MPD disorients with CrimeMap


Tasked with protecting the nation’s capitol, one would think that the Metropolitan Police Department would do anything it could to make its job a little easier. But in the first week of February, MPD will cease to e-mail daily crime summaries to the Police Service Area listservs throughout the city, essentially shooting itself in the foot by eliminating one of the most valuable and effective tools District students and residents have to keep apprised of the dangers of their neighborhoods. What’s more, Department officials are convinced that DC CrimeMap, MPD’s barely searchable and visually confusing internet crime mapping tool, will act as an appopriate substitute for the PSA alerts. That couldn’t be further from the truth.
When DC CrimeMap made its debut in December, users found it to be slow and incompatible with most internet browsers.

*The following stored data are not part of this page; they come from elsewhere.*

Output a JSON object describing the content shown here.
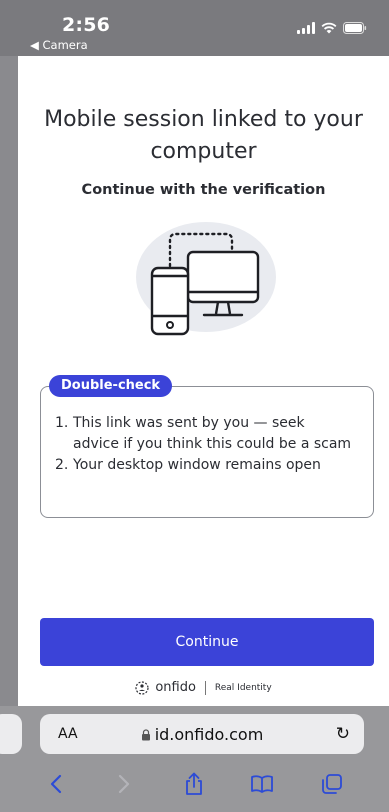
{
  "status_bar": {
    "time": "2:56",
    "back_label": "◀ Camera"
  },
  "page": {
    "title": "Mobile session linked to your computer",
    "subtitle": "Continue with the verification",
    "info_box": {
      "badge": "Double-check",
      "items": [
        {
          "num": "1.",
          "text": "This link was sent by you — seek advice if you think this could be a scam"
        },
        {
          "num": "2.",
          "text": "Your desktop window remains open"
        }
      ]
    },
    "continue_label": "Continue",
    "footer": {
      "brand": "onfido",
      "tagline": "Real Identity"
    }
  },
  "browser": {
    "text_size_label": "AA",
    "url": "id.onfido.com",
    "icons": [
      "back-icon",
      "forward-icon",
      "share-icon",
      "bookmarks-icon",
      "tabs-icon",
      "lock-icon",
      "reload-icon"
    ]
  },
  "colors": {
    "accent": "#3b43d8",
    "text": "#2b2d33",
    "illustration_bg": "#e9ebf0"
  }
}
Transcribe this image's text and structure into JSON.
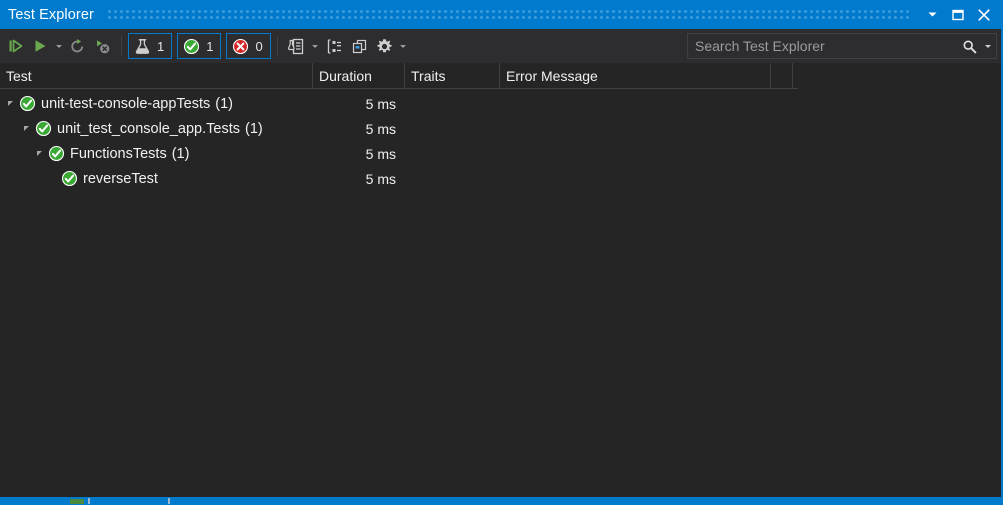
{
  "window": {
    "title": "Test Explorer",
    "controls": [
      {
        "name": "dropdown-icon",
        "label": "Window options"
      },
      {
        "name": "maximize-icon",
        "label": "Maximize"
      },
      {
        "name": "close-icon",
        "label": "Close"
      }
    ]
  },
  "toolbar": {
    "run_all_label": "Run All",
    "run_label": "Run",
    "run_caret_label": "Run options",
    "repeat_label": "Repeat Last Run",
    "stop_label": "Cancel Test Run",
    "playlist_label": "Playlist",
    "playlist_caret_label": "Playlist options",
    "group_by_label": "Group By",
    "output_label": "Open Additional Output",
    "settings_label": "Settings",
    "settings_caret_label": "Settings options",
    "filters": [
      {
        "name": "filter-total",
        "icon": "flask-icon",
        "count": "1"
      },
      {
        "name": "filter-passed",
        "icon": "check-circle-icon",
        "count": "1"
      },
      {
        "name": "filter-failed",
        "icon": "error-circle-icon",
        "count": "0"
      }
    ]
  },
  "search": {
    "placeholder": "Search Test Explorer",
    "value": ""
  },
  "columns": [
    {
      "key": "test",
      "label": "Test"
    },
    {
      "key": "duration",
      "label": "Duration"
    },
    {
      "key": "traits",
      "label": "Traits"
    },
    {
      "key": "error",
      "label": "Error Message"
    }
  ],
  "tree": {
    "rows": [
      {
        "level": 0,
        "expandable": true,
        "expanded": true,
        "status": "passed",
        "label": "unit-test-console-appTests",
        "count": "(1)",
        "duration": "5 ms",
        "traits": "",
        "error": ""
      },
      {
        "level": 1,
        "expandable": true,
        "expanded": true,
        "status": "passed",
        "label": "unit_test_console_app.Tests",
        "count": "(1)",
        "duration": "5 ms",
        "traits": "",
        "error": ""
      },
      {
        "level": 2,
        "expandable": true,
        "expanded": true,
        "status": "passed",
        "label": "FunctionsTests",
        "count": "(1)",
        "duration": "5 ms",
        "traits": "",
        "error": ""
      },
      {
        "level": 3,
        "expandable": false,
        "expanded": false,
        "status": "passed",
        "label": "reverseTest",
        "count": "",
        "duration": "5 ms",
        "traits": "",
        "error": ""
      }
    ]
  },
  "colors": {
    "accent": "#007acc",
    "pass_green": "#3aa835",
    "fail_red": "#d62728",
    "toolbar_bg": "#2d2d30",
    "panel_bg": "#252526",
    "text": "#f0f0f0"
  }
}
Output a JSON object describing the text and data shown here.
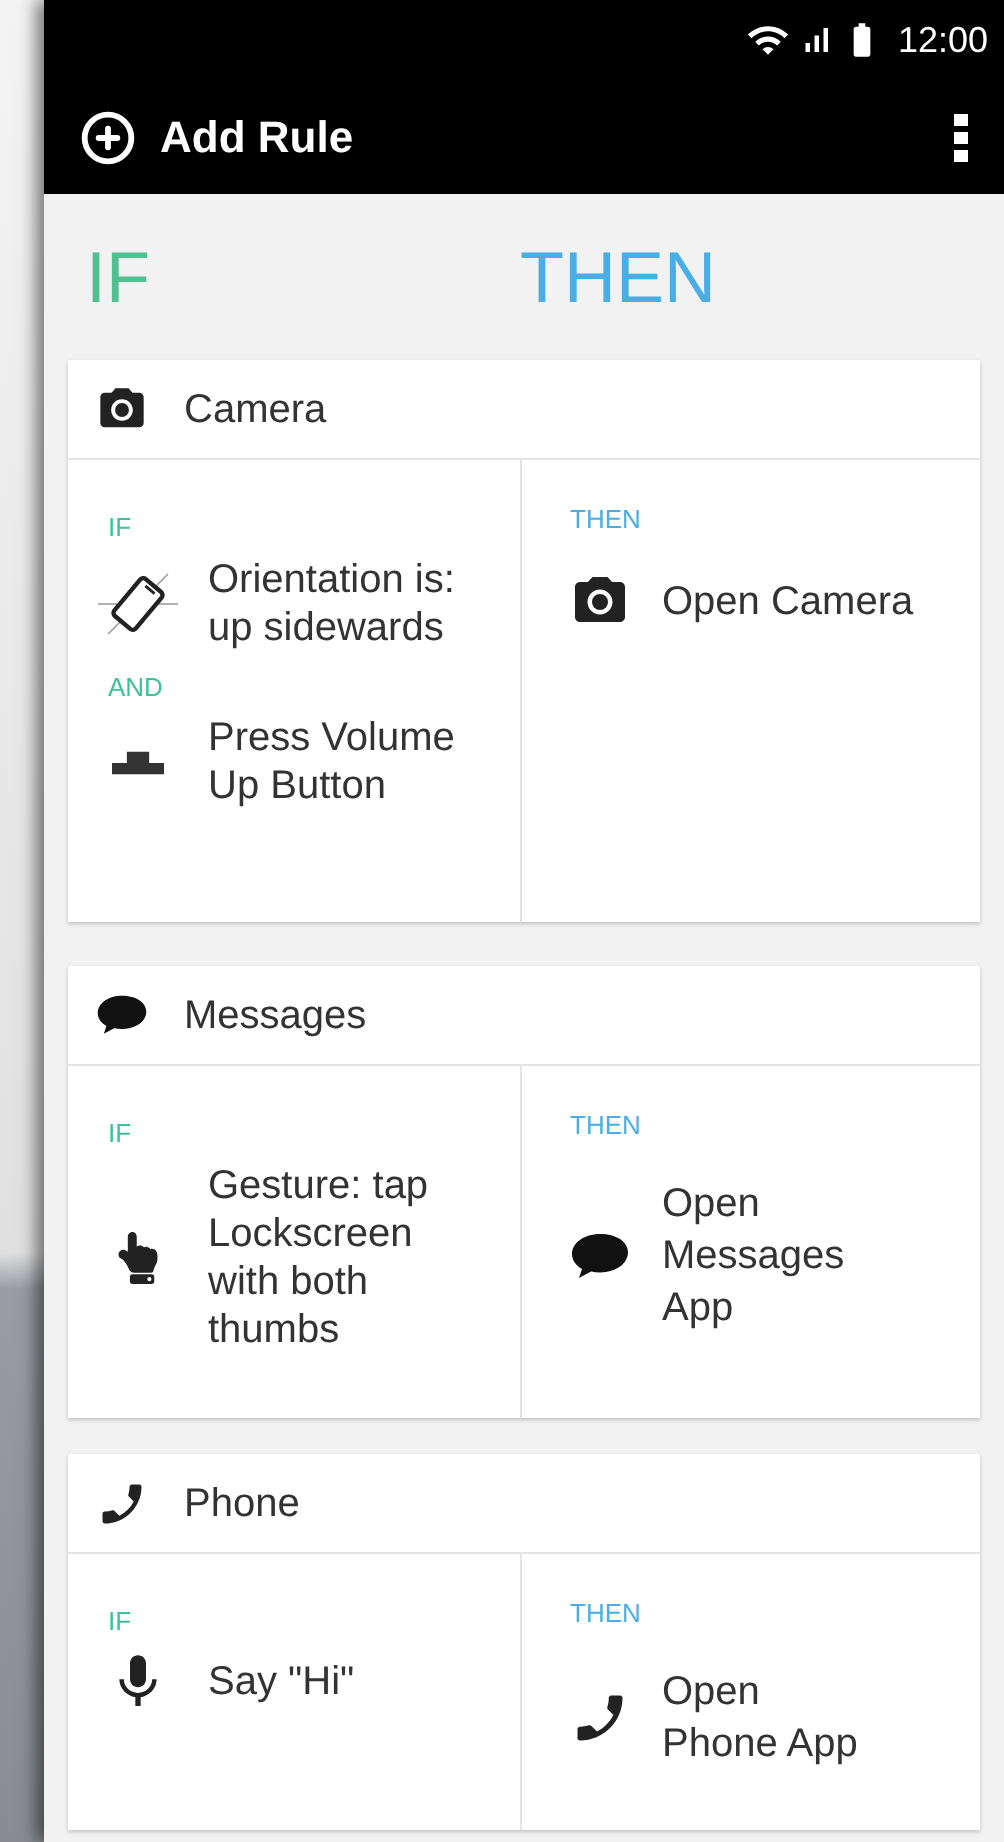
{
  "status_bar": {
    "time": "12:00"
  },
  "toolbar": {
    "title": "Add Rule"
  },
  "columns": {
    "if": "IF",
    "then": "THEN"
  },
  "rules": [
    {
      "title": "Camera",
      "kind": "camera",
      "conditions": [
        {
          "connector": "IF",
          "kind": "tilt",
          "text": "Orientation is:\nup sidewards"
        },
        {
          "connector": "AND",
          "kind": "volume",
          "text": "Press Volume\nUp Button"
        }
      ],
      "then_label": "THEN",
      "actions": [
        {
          "kind": "camera",
          "text": "Open Camera"
        }
      ]
    },
    {
      "title": "Messages",
      "kind": "chat",
      "conditions": [
        {
          "connector": "IF",
          "kind": "hand",
          "text": "Gesture: tap\nLockscreen\nwith both\nthumbs"
        }
      ],
      "then_label": "THEN",
      "actions": [
        {
          "kind": "chat",
          "text": "Open\nMessages\nApp"
        }
      ]
    },
    {
      "title": "Phone",
      "kind": "phone",
      "conditions": [
        {
          "connector": "IF",
          "kind": "mic",
          "text": "Say \"Hi\""
        }
      ],
      "then_label": "THEN",
      "actions": [
        {
          "kind": "phone",
          "text": "Open\nPhone App"
        }
      ]
    }
  ]
}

The Department is in the process of reformatting the program to fix incompatibility problems. But MPD would do better to abandon CrimeMap altogether and invest its time and resources into improving CapStat, a citywide accountability effort that maps crimes in a far more coherent manner. For instance, in CapStat, users can call up a text box that details the crime incident. Users can also click and pan around different parts of the city and redefine search parameters without completely reloading the page. CrimeMap doesn’t include any of these advanced features.
In e-mails to the listserv members, MPD Chief Cathy Lanier announced that the Department would continue to issue PSAs until MPD’s IT staff could fix CrimeMap’s compatibility problems. She did not acknowledge, however, the multitude of other problems the application faces. The fact that MPD’s IT staff designed the original application to be compatible with outmoded Internet Explorer browsers which Lanier calls “cutting edge technology” betrays a basic and troubling misunderstanding of how to take advantage of the internet to conveniently disseminate important information. MPD ought to place their resources in the hands of professionals and focus their time where they have already had greater impact—PSA crime summaries.